パンナ様とメイコ様と一緒に、街を歩いていく。私は、記憶を頼りに、街のあちこちを見回していた。お母様は、あまり外に出たがらなかったので、私もお屋敷で過ごすことが多かったが、それでも偶に一緒にお出かけすることもあった。当時の私のとって街へのお出かけは、とても特別なものであり、楽しみでもあった。昔に比べると、街の雰囲気はより活気溢れるものへと変わっていたが、それでも街のいたるところに思い出と一致する場所が見受けられていた。
そして、少し街の外れまで歩いていくと、石畳の道の向こうに少し大きな建物が現れる。
「あ……!」
この道は、お母様とお屋敷に帰るときに一緒に歩いた道だ。そして、あの建物は、お父様、お母様と一緒に住んでいたお屋敷だ。間違いない!
「もしかして、あれ? フロートちゃんのお家って……?」
「……はい……、あの……お屋敷です……」
お母様との思い出の詰まった、私の家。私は、つい我慢できず、お屋敷まで駆け出していた。
外壁から見たお屋敷の外見は、私が暮らしていたときよりも少し綺麗になっている気がした。建物の窓には、支給人の姿が見えていた。少なくとも廃墟などにはなっておらず、誰かが住んでいるのだ。

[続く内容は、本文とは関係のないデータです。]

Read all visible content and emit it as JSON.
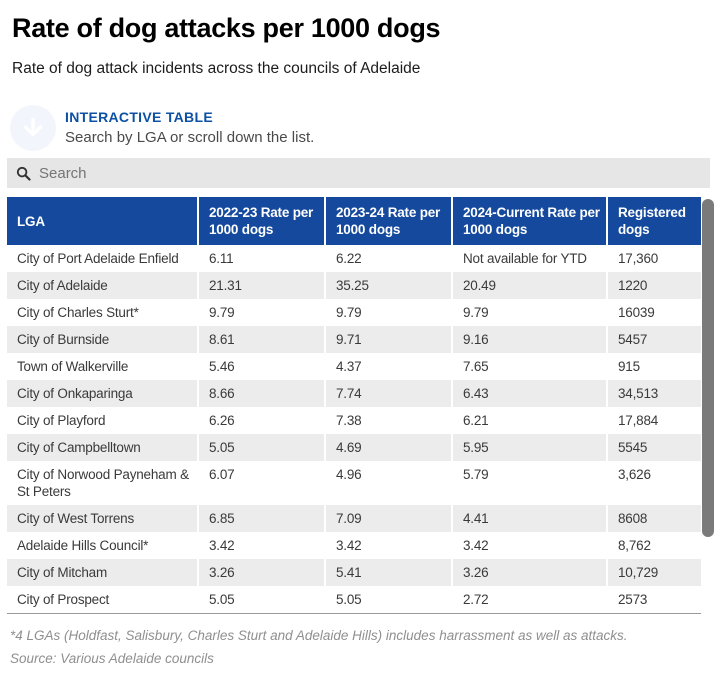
{
  "header": {
    "title": "Rate of dog attacks per 1000 dogs",
    "subtitle": "Rate of dog attack incidents across the councils of Adelaide"
  },
  "kicker": {
    "label": "INTERACTIVE TABLE",
    "instruction": "Search by LGA or scroll down the list.",
    "icon": "down-arrow-circle-icon"
  },
  "search": {
    "placeholder": "Search",
    "icon": "search-icon"
  },
  "chart_data": {
    "type": "table",
    "columns": [
      "LGA",
      "2022-23 Rate per 1000 dogs",
      "2023-24 Rate per 1000 dogs",
      "2024-Current Rate per 1000 dogs",
      "Registered dogs"
    ],
    "rows": [
      [
        "City of Port Adelaide Enfield",
        "6.11",
        "6.22",
        "Not available for YTD",
        "17,360"
      ],
      [
        "City of Adelaide",
        "21.31",
        "35.25",
        "20.49",
        "1220"
      ],
      [
        "City of Charles Sturt*",
        "9.79",
        "9.79",
        "9.79",
        "16039"
      ],
      [
        "City of Burnside",
        "8.61",
        "9.71",
        "9.16",
        "5457"
      ],
      [
        "Town of Walkerville",
        "5.46",
        "4.37",
        "7.65",
        "915"
      ],
      [
        "City of Onkaparinga",
        "8.66",
        "7.74",
        "6.43",
        "34,513"
      ],
      [
        "City of Playford",
        "6.26",
        "7.38",
        "6.21",
        "17,884"
      ],
      [
        "City of Campbelltown",
        "5.05",
        "4.69",
        "5.95",
        "5545"
      ],
      [
        "City of Norwood Payneham & St Peters",
        "6.07",
        "4.96",
        "5.79",
        "3,626"
      ],
      [
        "City of West Torrens",
        "6.85",
        "7.09",
        "4.41",
        "8608"
      ],
      [
        "Adelaide Hills Council*",
        "3.42",
        "3.42",
        "3.42",
        "8,762"
      ],
      [
        "City of Mitcham",
        "3.26",
        "5.41",
        "3.26",
        "10,729"
      ],
      [
        "City of Prospect",
        "5.05",
        "5.05",
        "2.72",
        "2573"
      ]
    ],
    "title": "Rate of dog attacks per 1000 dogs",
    "subtitle": "Rate of dog attack incidents across the councils of Adelaide",
    "legend_position": "none",
    "layout": {
      "striped_rows": true,
      "header_bg": "#14499d",
      "alt_row_bg": "#ececec",
      "scrolled": true
    }
  },
  "footer": {
    "note": "*4 LGAs (Holdfast, Salisbury, Charles Sturt and Adelaide Hills) includes harrassment as well as attacks.",
    "source": "Source: Various Adelaide councils"
  },
  "colors": {
    "header_bg": "#14499d",
    "kicker_blue": "#0c51a3",
    "alt_row_bg": "#ececec",
    "search_bg": "#e6e6e6",
    "scrollbar_thumb": "#7a7a7a",
    "footnote_gray": "#8f8f8f"
  }
}
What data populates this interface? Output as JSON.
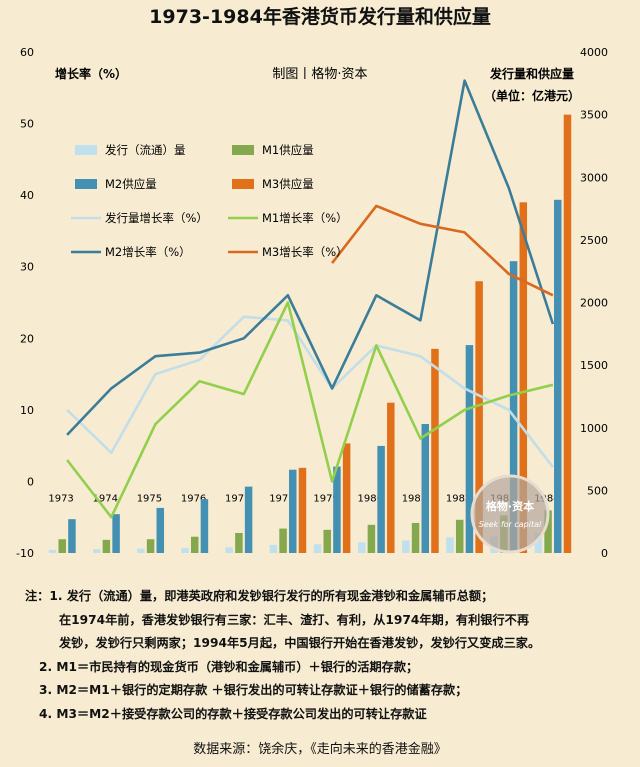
{
  "title": "1973-1984年香港货币发行量和供应量",
  "chart_data": {
    "type": "bar+line",
    "title": "1973-1984年香港货币发行量和供应量",
    "credit": "制图丨格物·资本",
    "left_axis": {
      "label": "增长率（%）",
      "min": -10,
      "max": 60,
      "ticks": [
        "-10",
        "0",
        "10",
        "20",
        "30",
        "40",
        "50",
        "60"
      ]
    },
    "right_axis": {
      "label_line1": "发行量和供应量",
      "label_line2": "（单位：亿港元）",
      "min": 0,
      "max": 4000,
      "ticks": [
        "0",
        "500",
        "1000",
        "1500",
        "2000",
        "2500",
        "3000",
        "3500",
        "4000"
      ]
    },
    "categories": [
      "1973",
      "1974",
      "1975",
      "1976",
      "1977",
      "1978",
      "1979",
      "1980",
      "1981",
      "1982",
      "1983",
      "1984"
    ],
    "bar_series": [
      {
        "name": "发行（流通）量",
        "color": "#bfe0ec",
        "values": [
          25,
          30,
          35,
          40,
          45,
          65,
          70,
          85,
          100,
          125,
          135,
          160
        ]
      },
      {
        "name": "M1供应量",
        "color": "#84a84e",
        "values": [
          110,
          105,
          110,
          130,
          160,
          195,
          185,
          225,
          240,
          265,
          300,
          340
        ]
      },
      {
        "name": "M2供应量",
        "color": "#4390b3",
        "values": [
          270,
          310,
          360,
          430,
          530,
          665,
          690,
          855,
          1030,
          1660,
          2330,
          2820
        ]
      },
      {
        "name": "M3供应量",
        "color": "#e0701a",
        "values": [
          null,
          null,
          null,
          null,
          null,
          680,
          875,
          1200,
          1630,
          2170,
          2800,
          3500
        ]
      }
    ],
    "line_series": [
      {
        "name": "发行量增长率（%）",
        "color": "#c3dde9",
        "values": [
          10,
          4,
          15,
          17,
          23,
          22.5,
          13,
          19,
          17.5,
          13,
          10,
          2
        ]
      },
      {
        "name": "M1增长率（%）",
        "color": "#92cf4c",
        "values": [
          3,
          -5,
          8,
          14,
          12.2,
          25,
          0,
          19,
          6,
          10,
          12,
          13.5
        ]
      },
      {
        "name": "M2增长率（%）",
        "color": "#3b7d98",
        "values": [
          6.5,
          13,
          17.5,
          18,
          20,
          26,
          13,
          26,
          22.5,
          56,
          41,
          22
        ]
      },
      {
        "name": "M3增长率（%）",
        "color": "#d9691f",
        "values": [
          null,
          null,
          null,
          null,
          null,
          null,
          30.5,
          38.5,
          36,
          34.8,
          29,
          26
        ]
      }
    ],
    "grid": false,
    "legend_position": "top-left"
  },
  "notes": {
    "line1": "注：1. 发行（流通）量，即港英政府和发钞银行发行的所有现金港钞和金属辅币总额；",
    "line2": "在1974年前，香港发钞银行有三家：汇丰、渣打、有利，从1974年期，有利银行不再",
    "line3": "发钞，发钞行只剩两家；1994年5月起，中国银行开始在香港发钞，发钞行又变成三家。",
    "line4": "2. M1＝市民持有的现金货币（港钞和金属辅币）＋银行的活期存款；",
    "line5": "3. M2＝M1＋银行的定期存款 ＋银行发出的可转让存款证＋银行的储蓄存款；",
    "line6": "4. M3＝M2＋接受存款公司的存款＋接受存款公司发出的可转让存款证"
  },
  "source": "数据来源：饶余庆，《走向未来的香港金融》",
  "watermark": {
    "text": "格物·资本",
    "subtext": "Seek for capital"
  }
}
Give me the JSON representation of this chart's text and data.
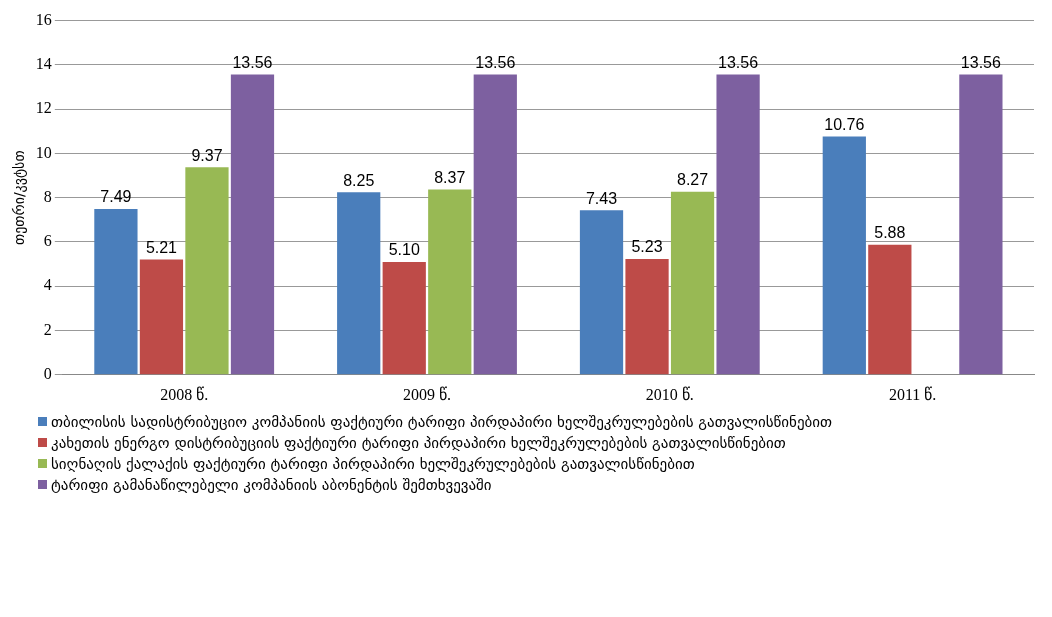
{
  "chart_data": {
    "type": "bar",
    "ylabel": "თეთრი/კვტსთ",
    "categories": [
      "2008 წ.",
      "2009 წ.",
      "2010 წ.",
      "2011 წ."
    ],
    "series": [
      {
        "name": "თბილისის სადისტრიბუციო კომპანიის ფაქტიური ტარიფი პირდაპირი ხელშეკრულებების გათვალისწინებით",
        "color": "#4a7ebb",
        "values": [
          7.49,
          8.25,
          7.43,
          10.76
        ],
        "value_labels": [
          "7.49",
          "8.25",
          "7.43",
          "10.76"
        ]
      },
      {
        "name": "კახეთის ენერგო დისტრიბუციის ფაქტიური ტარიფი პირდაპირი ხელშეკრულებების გათვალისწინებით",
        "color": "#be4b48",
        "values": [
          5.21,
          5.1,
          5.23,
          5.88
        ],
        "value_labels": [
          "5.21",
          "5.10",
          "5.23",
          "5.88"
        ]
      },
      {
        "name": "სიღნაღის ქალაქის ფაქტიური ტარიფი პირდაპირი ხელშეკრულებების გათვალისწინებით",
        "color": "#98b954",
        "values": [
          9.37,
          8.37,
          8.27,
          null
        ],
        "value_labels": [
          "9.37",
          "8.37",
          "8.27",
          null
        ]
      },
      {
        "name": "ტარიფი გამანაწილებელი კომპანიის აბონენტის შემთხვევაში",
        "color": "#7d60a0",
        "values": [
          13.56,
          13.56,
          13.56,
          13.56
        ],
        "value_labels": [
          "13.56",
          "13.56",
          "13.56",
          "13.56"
        ]
      }
    ],
    "ylim": [
      0,
      16
    ],
    "yticks": [
      0,
      2,
      4,
      6,
      8,
      10,
      12,
      14,
      16
    ],
    "grid": "y",
    "legend": "bottom"
  }
}
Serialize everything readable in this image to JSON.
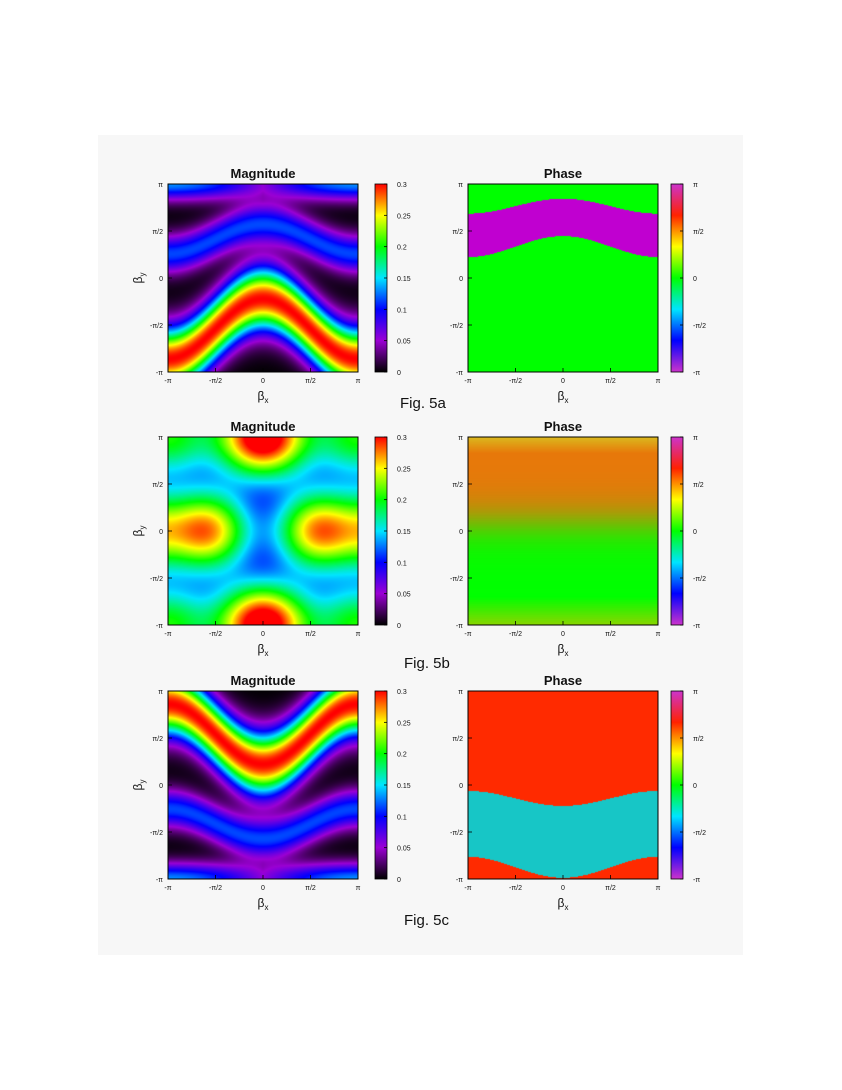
{
  "figures": [
    {
      "caption": "Fig. 5a",
      "panels": [
        {
          "title": "Magnitude",
          "kind": "magnitude",
          "pattern": "a"
        },
        {
          "title": "Phase",
          "kind": "phase",
          "pattern": "a"
        }
      ]
    },
    {
      "caption": "Fig. 5b",
      "panels": [
        {
          "title": "Magnitude",
          "kind": "magnitude",
          "pattern": "b"
        },
        {
          "title": "Phase",
          "kind": "phase",
          "pattern": "b"
        }
      ]
    },
    {
      "caption": "Fig. 5c",
      "panels": [
        {
          "title": "Magnitude",
          "kind": "magnitude",
          "pattern": "c"
        },
        {
          "title": "Phase",
          "kind": "phase",
          "pattern": "c"
        }
      ]
    }
  ],
  "axes": {
    "x_ticks": [
      "-π",
      "-π/2",
      "0",
      "π/2",
      "π"
    ],
    "y_ticks": [
      "π",
      "π/2",
      "0",
      "-π/2",
      "-π"
    ],
    "xlabel": "β",
    "xlabel_sub": "x",
    "ylabel": "β",
    "ylabel_sub": "y"
  },
  "colorbars": {
    "magnitude_ticks": [
      "0.3",
      "0.25",
      "0.2",
      "0.15",
      "0.1",
      "0.05",
      "0"
    ],
    "phase_ticks": [
      "π",
      "π/2",
      "0",
      "-π/2",
      "-π"
    ]
  },
  "chart_data": {
    "type": "heatmap",
    "x_range": [
      -3.1416,
      3.1416
    ],
    "y_range": [
      -3.1416,
      3.1416
    ],
    "magnitude_range": [
      0,
      0.3
    ],
    "phase_range": [
      -3.1416,
      3.1416
    ],
    "colormap": [
      "#000000",
      "#9b00d4",
      "#0000ff",
      "#00e5ff",
      "#00ff00",
      "#ffff00",
      "#ff0000"
    ],
    "phase_colormap": [
      "#cc33cc",
      "#0000ff",
      "#00e5ff",
      "#00ff00",
      "#ffff00",
      "#ff2200",
      "#cc33cc"
    ],
    "colors": {
      "phase_a_background": "#00ff00",
      "phase_a_band": "#c000d0",
      "phase_b_top": "#e8780a",
      "phase_b_bottom": "#00ff00",
      "phase_c_background": "#ff2a00",
      "phase_c_band": "#17c6c6"
    }
  }
}
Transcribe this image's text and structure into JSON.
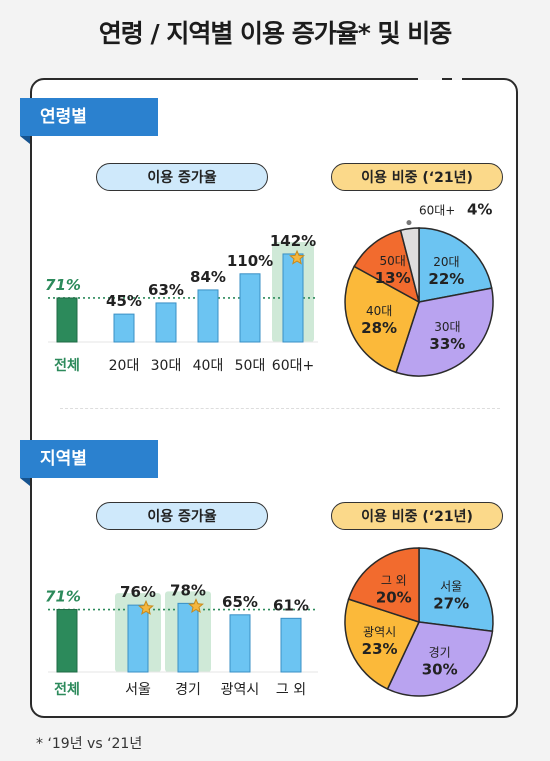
{
  "title": "연령 / 지역별 이용 증가율* 및 비중",
  "footnote": "* ‘19년 vs ‘21년",
  "sections": [
    {
      "tab": "연령별",
      "growth_pill": "이용 증가율",
      "share_pill": "이용 비중 (‘21년)"
    },
    {
      "tab": "지역별",
      "growth_pill": "이용 증가율",
      "share_pill": "이용 비중 (‘21년)"
    }
  ],
  "chart_data": [
    {
      "type": "bar",
      "categories": [
        "전체",
        "20대",
        "30대",
        "40대",
        "50대",
        "60대+"
      ],
      "values": [
        71,
        45,
        63,
        84,
        110,
        142
      ],
      "labels": [
        "71%",
        "45%",
        "63%",
        "84%",
        "110%",
        "142%"
      ],
      "reference_line": 71,
      "highlight": [
        "60대+"
      ],
      "colors": {
        "total": "#2c8a5b",
        "bar": "#6cc4f2",
        "highlight_bg": "#cfe9d7",
        "star": "#f4b740"
      }
    },
    {
      "type": "pie",
      "slices": [
        {
          "label": "20대",
          "value": 22,
          "text": "22%",
          "color": "#6cc4f2"
        },
        {
          "label": "30대",
          "value": 33,
          "text": "33%",
          "color": "#b9a3f0"
        },
        {
          "label": "40대",
          "value": 28,
          "text": "28%",
          "color": "#fbb93a"
        },
        {
          "label": "50대",
          "value": 13,
          "text": "13%",
          "color": "#f26b2e"
        },
        {
          "label": "60대+",
          "value": 4,
          "text": "4%",
          "color": "#dedede"
        }
      ]
    },
    {
      "type": "bar",
      "categories": [
        "전체",
        "서울",
        "경기",
        "광역시",
        "그 외"
      ],
      "values": [
        71,
        76,
        78,
        65,
        61
      ],
      "labels": [
        "71%",
        "76%",
        "78%",
        "65%",
        "61%"
      ],
      "reference_line": 71,
      "highlight": [
        "서울",
        "경기"
      ],
      "colors": {
        "total": "#2c8a5b",
        "bar": "#6cc4f2",
        "highlight_bg": "#cfe9d7",
        "star": "#f4b740"
      }
    },
    {
      "type": "pie",
      "slices": [
        {
          "label": "서울",
          "value": 27,
          "text": "27%",
          "color": "#6cc4f2"
        },
        {
          "label": "경기",
          "value": 30,
          "text": "30%",
          "color": "#b9a3f0"
        },
        {
          "label": "광역시",
          "value": 23,
          "text": "23%",
          "color": "#fbb93a"
        },
        {
          "label": "그 외",
          "value": 20,
          "text": "20%",
          "color": "#f26b2e"
        }
      ]
    }
  ]
}
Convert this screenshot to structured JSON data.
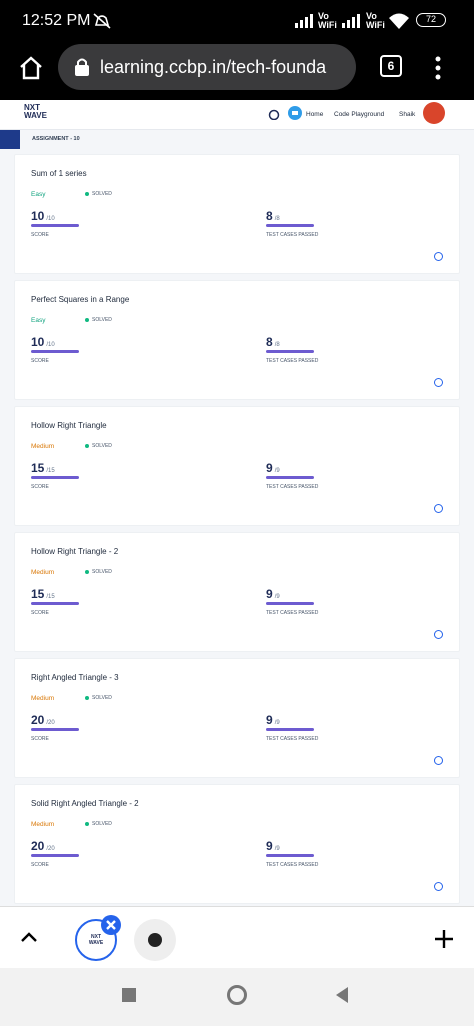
{
  "status_bar": {
    "time": "12:52 PM",
    "network_1": "Vo\nWiFi",
    "network_2": "Vo\nWiFi",
    "battery": "72"
  },
  "browser": {
    "url": "learning.ccbp.in/tech-founda",
    "tab_count": "6"
  },
  "header": {
    "logo_line_1": "NXT",
    "logo_line_2": "WAVE",
    "nav": [
      "Home",
      "Code Playground",
      "Shaik"
    ]
  },
  "breadcrumb": "ASSIGNMENT - 10",
  "cards": [
    {
      "title": "Sum of 1 series",
      "difficulty": "Easy",
      "status": "SOLVED",
      "score": "10",
      "score_total": "/10",
      "score_label": "SCORE",
      "tests": "8",
      "tests_total": "/8",
      "tests_label": "TEST CASES PASSED"
    },
    {
      "title": "Perfect Squares in a Range",
      "difficulty": "Easy",
      "status": "SOLVED",
      "score": "10",
      "score_total": "/10",
      "score_label": "SCORE",
      "tests": "8",
      "tests_total": "/8",
      "tests_label": "TEST CASES PASSED"
    },
    {
      "title": "Hollow Right Triangle",
      "difficulty": "Medium",
      "status": "SOLVED",
      "score": "15",
      "score_total": "/15",
      "score_label": "SCORE",
      "tests": "9",
      "tests_total": "/9",
      "tests_label": "TEST CASES PASSED"
    },
    {
      "title": "Hollow Right Triangle - 2",
      "difficulty": "Medium",
      "status": "SOLVED",
      "score": "15",
      "score_total": "/15",
      "score_label": "SCORE",
      "tests": "9",
      "tests_total": "/9",
      "tests_label": "TEST CASES PASSED"
    },
    {
      "title": "Right Angled Triangle - 3",
      "difficulty": "Medium",
      "status": "SOLVED",
      "score": "20",
      "score_total": "/20",
      "score_label": "SCORE",
      "tests": "9",
      "tests_total": "/9",
      "tests_label": "TEST CASES PASSED"
    },
    {
      "title": "Solid Right Angled Triangle - 2",
      "difficulty": "Medium",
      "status": "SOLVED",
      "score": "20",
      "score_total": "/20",
      "score_label": "SCORE",
      "tests": "9",
      "tests_total": "/9",
      "tests_label": "TEST CASES PASSED"
    }
  ],
  "bottom_bar": {
    "tab_logo": "NXT\nWAVE"
  }
}
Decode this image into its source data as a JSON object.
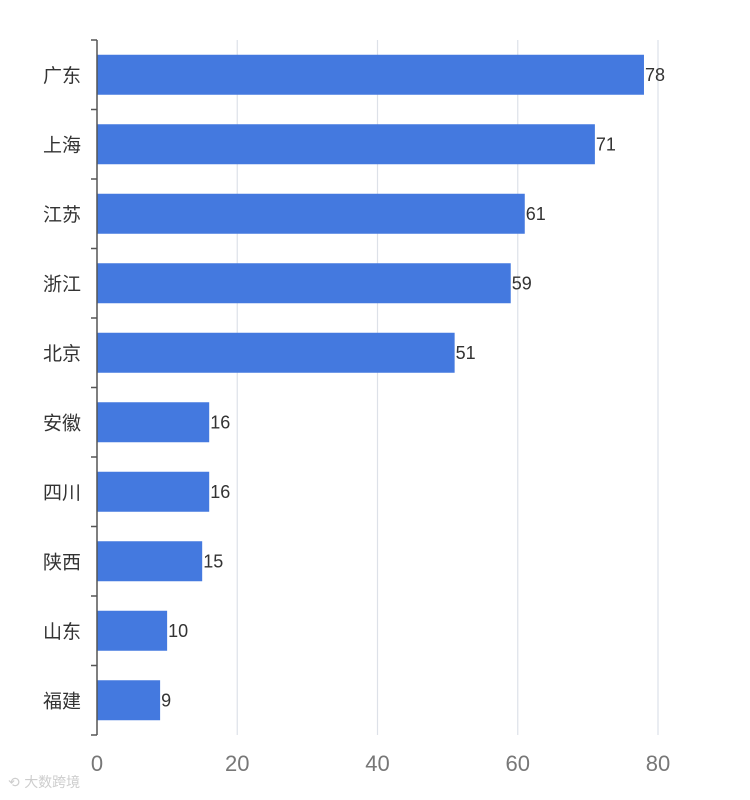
{
  "chart_data": {
    "type": "bar",
    "orientation": "horizontal",
    "categories": [
      "广东",
      "上海",
      "江苏",
      "浙江",
      "北京",
      "安徽",
      "四川",
      "陕西",
      "山东",
      "福建"
    ],
    "values": [
      78,
      71,
      61,
      59,
      51,
      16,
      16,
      15,
      10,
      9
    ],
    "xlim": [
      0,
      85
    ],
    "xticks": [
      0,
      20,
      40,
      60,
      80
    ],
    "grid": true,
    "bar_color": "#4479df",
    "data_labels": true
  },
  "watermark": "大数跨境"
}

きっと、お父様がまだここに住んでいる! 私はそう思った。
外壁を辿ってお屋敷の正門が見えてくる。正門には、一台の小さい気品ある馬車が停止しており、誰かを向かい入れるため扉を開けていた。私は、馬車の少し前で立ち止まると、その馬車に乗ろうとする長い帽子を被り礼服に身を包んだ少し老いた男性を凝視する。
「……お父……様……!」
私の声に気づいたのだろうか、その男性は私の姿を見ると、帽子のつばを上げ、驚きの形相をする。
「フロートちゃん……? もしかして……? この人?」
私に追いついたパンナ様が私に声を掛ける。
「は、はい……」
私が最後に見たお父様とは若干老けていたが、目の前にいる男性は、私の記憶の中にあるお父様だった。お父様は、もしかすると私の為に、この場所で待ち続けてくれていたのかもしれない。
しかし、目の前の男性は、つばで顔を隠すと私にこう言葉を掛けた。
「……その、ご汚い少女は、君たちの連れかな? 失礼だが、早々に立ち去ってくれ――」……と。